Adriano Andricopulo, presidente da Sociedade Brasileira de Química e professor da USP, tem dificuldades em selecionar o que passa por seus fones:

– É como disse o grande filósofo Friedrich Nietzsche: ”sem música, a vida seria um erro”. Acredito que ela possa melhorar a atenção, percepção e criatividade. É uma fonte de inspiração, que talvez não tenha ainda uma plena explicação científica.

Um emergente campo de pesquisa tenta tirar a dúvida de Andricopulo. A neuromusicologia pretende estudar como som e música são recebidos no cérebro. Segundo Costa Lima, o objetivo é identificar os locais do cérebro responsáveis pelo experimento da música. Já se sabe que ela não conta com um centro de processamento isolado.

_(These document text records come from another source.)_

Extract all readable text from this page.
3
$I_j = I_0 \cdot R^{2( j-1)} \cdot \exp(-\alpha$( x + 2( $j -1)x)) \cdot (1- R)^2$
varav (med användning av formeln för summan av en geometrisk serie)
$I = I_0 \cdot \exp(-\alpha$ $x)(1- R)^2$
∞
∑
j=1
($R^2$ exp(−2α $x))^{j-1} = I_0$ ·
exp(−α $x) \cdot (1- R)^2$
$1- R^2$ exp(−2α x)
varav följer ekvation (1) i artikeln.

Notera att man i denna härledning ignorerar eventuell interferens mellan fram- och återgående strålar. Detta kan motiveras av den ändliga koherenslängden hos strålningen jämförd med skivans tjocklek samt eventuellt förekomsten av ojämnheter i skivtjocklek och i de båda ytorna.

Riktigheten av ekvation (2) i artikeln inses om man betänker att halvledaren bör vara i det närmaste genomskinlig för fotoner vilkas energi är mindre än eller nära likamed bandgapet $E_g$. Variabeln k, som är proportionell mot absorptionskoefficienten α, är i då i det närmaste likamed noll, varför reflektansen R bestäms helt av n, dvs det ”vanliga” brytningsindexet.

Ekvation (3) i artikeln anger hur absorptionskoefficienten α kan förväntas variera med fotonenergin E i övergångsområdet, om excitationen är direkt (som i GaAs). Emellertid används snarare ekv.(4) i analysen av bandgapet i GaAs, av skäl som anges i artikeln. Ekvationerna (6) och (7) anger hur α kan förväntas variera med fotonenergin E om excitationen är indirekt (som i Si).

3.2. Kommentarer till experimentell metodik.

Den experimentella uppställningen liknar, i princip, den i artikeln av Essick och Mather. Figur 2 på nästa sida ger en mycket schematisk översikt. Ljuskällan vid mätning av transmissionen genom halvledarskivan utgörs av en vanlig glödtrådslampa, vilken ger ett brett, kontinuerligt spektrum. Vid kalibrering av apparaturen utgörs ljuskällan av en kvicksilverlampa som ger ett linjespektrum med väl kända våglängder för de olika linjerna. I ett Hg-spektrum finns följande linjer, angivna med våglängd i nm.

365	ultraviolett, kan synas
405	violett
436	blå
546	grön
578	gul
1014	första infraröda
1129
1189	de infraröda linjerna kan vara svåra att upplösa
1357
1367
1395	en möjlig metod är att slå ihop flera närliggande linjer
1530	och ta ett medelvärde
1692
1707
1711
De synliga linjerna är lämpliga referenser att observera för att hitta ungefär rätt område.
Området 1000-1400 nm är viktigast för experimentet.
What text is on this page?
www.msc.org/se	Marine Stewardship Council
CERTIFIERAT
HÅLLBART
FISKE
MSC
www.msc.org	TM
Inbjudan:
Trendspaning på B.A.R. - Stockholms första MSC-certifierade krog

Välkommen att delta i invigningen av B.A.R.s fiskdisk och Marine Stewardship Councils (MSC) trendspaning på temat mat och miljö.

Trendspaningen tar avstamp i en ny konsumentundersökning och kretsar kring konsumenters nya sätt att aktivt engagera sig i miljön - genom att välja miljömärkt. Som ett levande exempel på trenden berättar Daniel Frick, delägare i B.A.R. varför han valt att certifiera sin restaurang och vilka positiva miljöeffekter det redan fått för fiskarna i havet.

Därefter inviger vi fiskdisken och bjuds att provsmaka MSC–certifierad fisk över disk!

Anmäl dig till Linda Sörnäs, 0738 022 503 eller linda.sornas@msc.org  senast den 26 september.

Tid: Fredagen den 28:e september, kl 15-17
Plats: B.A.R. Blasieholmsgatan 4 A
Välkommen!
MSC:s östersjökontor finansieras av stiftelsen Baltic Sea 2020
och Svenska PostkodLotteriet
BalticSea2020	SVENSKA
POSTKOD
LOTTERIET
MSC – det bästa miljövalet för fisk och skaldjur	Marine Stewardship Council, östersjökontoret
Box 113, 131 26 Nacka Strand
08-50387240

– Mesmo com todo o avanço científico, a música continua sendo um mistério – ressalta o compositor.

 

Liberação de endorfinas

Segundo Kátia Osternack, presidente da Associação Brasileira de Neuropsicologia, a música contribui para a produção das endorfinas, neurotransmissores que dão a sensação de bem estar.

– A música tem efeitos diferentes conforme a pessoa, mas os movimentos lentos nos acompanham desde o início – revela. – O bebê, dentro da placenta, ouve o som rítmico do útero. O mesmo vale, por exemplo, quando acompanhamos uma corrente de água.

No escritório de Luciano Paulino Silva, pesquisador da Embrapa Biotecnologia, a natureza fala mais alto.

– São os sons de chuva caindo em um rio, o canto de pássaros nas florestas e os golfinhos – lembra. – Todos me dão sensação agradáveis, que permitem uma reflexão profunda.